5. What’s the actual effect size in real units? A study can be statistically significant and still show an effect too small to matter. If the study reports a p-value but not the actual improvement in the treatment group versus control - in numbers you can understand - the omission is probably deliberate.
6. Is the study being cited accurately? Sometimes the problem isn’t the study - it’s the citation. A trial showing that curcumin reduces an inflammatory marker in blood samples gets cited as proof that it “reduces inflammation” or “treats arthritis.” Check whether the claim matches what the study actually measured. A mechanism (reduces CRP) is not the same thing as an outcome (improves joint pain and function).
7. Has it been replicated? One study - even a good one - is provisional. Replication by independent researchers, ideally in different populations, is what moves a finding from “interesting” to “probably real.” If every claim about a supplement traces back to the same 30-person trial from 2015, the evidence base is thin regardless of how many websites cite it.
The study-type hierarchy: what different designs can and can’t tell you#
Meta-analyses and systematic reviews sit at the top. They pool results from multiple studies, increasing statistical power and reducing the influence of any single biased trial. A Cochrane review - widely considered the gold standard - is systematic, pre-registered, and conducted by independent researchers. When a Cochrane review says a supplement works (or doesn’t), that’s the strongest evidence available.
Randomized controlled trials (RCTs) are the gold standard for individual studies. Random assignment controls for confounders (known and unknown). Blinding controls for placebo effects and expectation bias. A well-designed RCT can demonstrate causation, not just association. Most supplement trials that get cited are RCTs - but quality varies dramatically.
Observational studies (cohort studies, case-control studies) can show associations at population scale but can’t prove causation. They generate hypotheses. They don’t test them.
Animal studies and in vitro studies (petri dish, cell culture) generate hypotheses at even earlier stages. A compound that kills cancer cells in a dish or reduces inflammation in mice hasn’t been shown to do anything in humans. Most compounds that look promising in animal models fail in human trials. If the best evidence for a supplement comes from animal studies, the human evidence base doesn’t exist yet.
Case reports and anecdotes are the weakest form of evidence. An individual story of benefit (or harm) can generate hypotheses and detect safety signals. It can’t establish that a supplement works.
Putting it all together: the three questions that matter most#
You don’t need to evaluate every statistical test in a paper. If you’re looking at a supplement claim, ask three things:
How big was the study? Small studies generate unreliable results. Look for sample sizes in the hundreds, not the dozens.
How big was the effect? The supplement industry loves statistical significance. You want clinical significance: an effect large enough that someone would notice. Ask for the actual numbers.
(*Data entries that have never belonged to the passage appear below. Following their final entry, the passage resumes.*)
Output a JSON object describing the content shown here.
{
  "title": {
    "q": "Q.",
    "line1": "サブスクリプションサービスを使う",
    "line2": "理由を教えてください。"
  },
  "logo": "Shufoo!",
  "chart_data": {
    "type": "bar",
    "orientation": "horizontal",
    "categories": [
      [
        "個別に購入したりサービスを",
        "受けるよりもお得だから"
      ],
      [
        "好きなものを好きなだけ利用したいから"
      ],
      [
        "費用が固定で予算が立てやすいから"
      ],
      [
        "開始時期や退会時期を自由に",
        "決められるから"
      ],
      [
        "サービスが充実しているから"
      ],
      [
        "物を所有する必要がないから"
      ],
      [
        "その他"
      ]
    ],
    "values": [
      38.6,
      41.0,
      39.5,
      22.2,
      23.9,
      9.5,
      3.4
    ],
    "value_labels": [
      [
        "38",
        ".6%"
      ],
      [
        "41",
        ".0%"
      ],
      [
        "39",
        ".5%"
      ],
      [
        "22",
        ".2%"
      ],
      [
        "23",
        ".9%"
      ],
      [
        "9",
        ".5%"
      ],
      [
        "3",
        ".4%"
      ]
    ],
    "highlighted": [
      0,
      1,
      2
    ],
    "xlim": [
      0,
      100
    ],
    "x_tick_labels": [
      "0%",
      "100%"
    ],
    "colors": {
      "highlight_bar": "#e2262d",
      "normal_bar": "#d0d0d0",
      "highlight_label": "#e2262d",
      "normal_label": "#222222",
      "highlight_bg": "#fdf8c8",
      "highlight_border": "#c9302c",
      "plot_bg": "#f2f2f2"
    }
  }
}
Who paid for it? Industry funding isn’t disqualifying, but it’s a reason to look for independent replication. If every positive study on a supplement was funded by the company that sells it, and the independent studies are all negative or null, the pattern tells you something.
The answers to those three questions will tell you more than the headline ever will. A supplement doesn’t need to be a miracle to be useful. But it does need evidence, and evidence is something you can learn to see for yourself.